L’Arabie saoudite, forte de ses pétrodollars, fait déjà le forcing. La ville méridionale de Busan, en Corée du Sud, talonne les Saoudiens. À moins qu’une candidature inattendue ne s’impose à l’arrache: celle de Kiev, la capitale de l’Ukraine qui rêve de conclure ainsi sa décennie de souffrance et de guerre. Le gouvernement ukrainien a déposé in extremis un dossier. Bien joué, car de nombreux chefs d’État et de gouvernement sont à Paris cette semaine pour un autre sommet: celui sur un nouveau pacte financier mondial organisé jeudi et vendredi par Emmanuel Macron.
Et les contrats dans tout ça?
Et les contrats dans tout ça? La colère de Giorgia Meloni, persuadée que les Français font le jeu de Riyad pour mieux vendre des armes à l’Arabie saoudite, s’est répandue comme une traînée de poudre. Tout cela avant leur rencontre prévue ce mardi soir à l’Élysée. De quoi ajouter aux difficultés entre Paris et Rome, notamment sur le dossier très sensible des migrants. Ou bien déjà, lorsqu'en février, Emmanuel Macron ne l’avait pas conviée lors de la première visite du président Ukrainien Zelensky aux côtés du chancelier allemand Olaf Scholz.

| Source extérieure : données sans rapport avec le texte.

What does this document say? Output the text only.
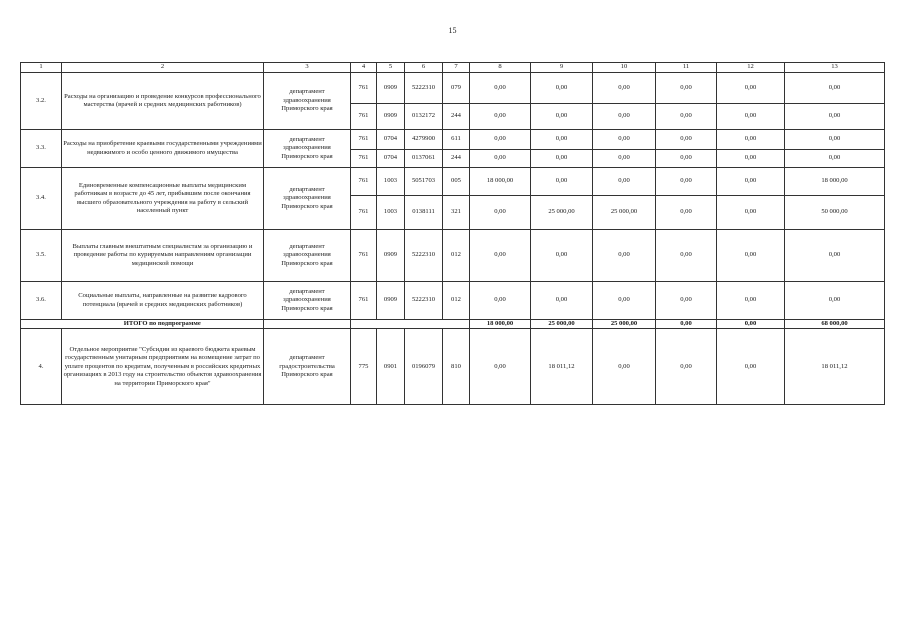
15
1	2	3	4	5	6	7	8	9	10	11	12	13
3.2.	Расходы на организацию и проведение конкурсов профессионального мастерства (врачей и средних медицинских работников)	департамент здравоохранения Приморского края	761	0909	5222310	079	0,00	0,00	0,00	0,00	0,00	0,00
			761	0909	0132172	244	0,00	0,00	0,00	0,00	0,00	0,00
3.3.	Расходы на приобретение краевыми государственными учреждениями недвижимого и особо ценного движимого имущества	департамент здравоохранения Приморского края	761	0704	4279900	611	0,00	0,00	0,00	0,00	0,00	0,00
			761	0704	0137061	244	0,00	0,00	0,00	0,00	0,00	0,00
3.4.	Единовременные компенсационные выплаты медицинским работникам в возрасте до 45 лет, прибывшим после окончания высшего образовательного учреждения на работу в сельский населенный пункт	департамент здравоохранения Приморского края	761	1003	5051703	005	18 000,00	0,00	0,00	0,00	0,00	18 000,00
			761	1003	0138111	321	0,00	25 000,00	25 000,00	0,00	0,00	50 000,00
3.5.	Выплаты главным внештатным специалистам за организацию и проведение работы по курируемым направлениям организации медицинской помощи	департамент здравоохранения Приморского края	761	0909	5222310	012	0,00	0,00	0,00	0,00	0,00	0,00
3.6.	Социальные выплаты, направленные на развитие кадрового потенциала (врачей и средних медицинских работников)	департамент здравоохранения Приморского края	761	0909	5222310	012	0,00	0,00	0,00	0,00	0,00	0,00
	ИТОГО по подпрограмме						18 000,00	25 000,00	25 000,00	0,00	0,00	68 000,00
4.	Отдельное мероприятие "Субсидии из краевого бюджета краевым государственным унитарным предприятиям на возмещение затрат по уплате процентов по кредитам, полученным в российских кредитных организациях в 2013 году на строительство объектов здравоохранения на территории Приморского края"	департамент градостроительства Приморского края	775	0901	0196079	810	0,00	18 011,12	0,00	0,00	0,00	18 011,12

La presse italienne a évidemment raconté par le menu la réception organisée au Grand palais éphémère par les Saoudiens, en présence du prince héritier Mohammed ben Salmane. «La France a prévu de soutenir la candidature de l’Arabie saoudite», affirmait mardi le quotidien européen «Politico». Voilà qui a peu de chance de contribuer à l’apaisement des relations avec l’Italie. Alors que l’Union européenne a déjà accordé un soutien informel à la candidature italienne.
Meloni veut le soutien de Bruxelles
Fait étonnant de la part d’une souverainiste aussi affirmée que Giorgia Meloni, c’est à Bruxelles que celle-ci cherche des soutiens, sur le thème de la «revanche de l’Europe». «Tout le monde dit que l’Europe est en train de sortir de l’Histoire, voilà l’occasion rêvée de prouver que c’est faux», notait récemment le ministre italien des Affaires étrangères Antonio Tajani. Paris, pour mémoire, avait abandonné le projet d’organiser l’Exposition universelle de 2025, ayant déjà sur les bras les Jeux olympiques d’été en 2024. «Avec le soutien de tous les États membres de l’UE, le choix de Rome serait un succès pour l’ensemble de l’Union européenne», peut-on lire sur un document de la présidence du conseil italienne, remis à la presse.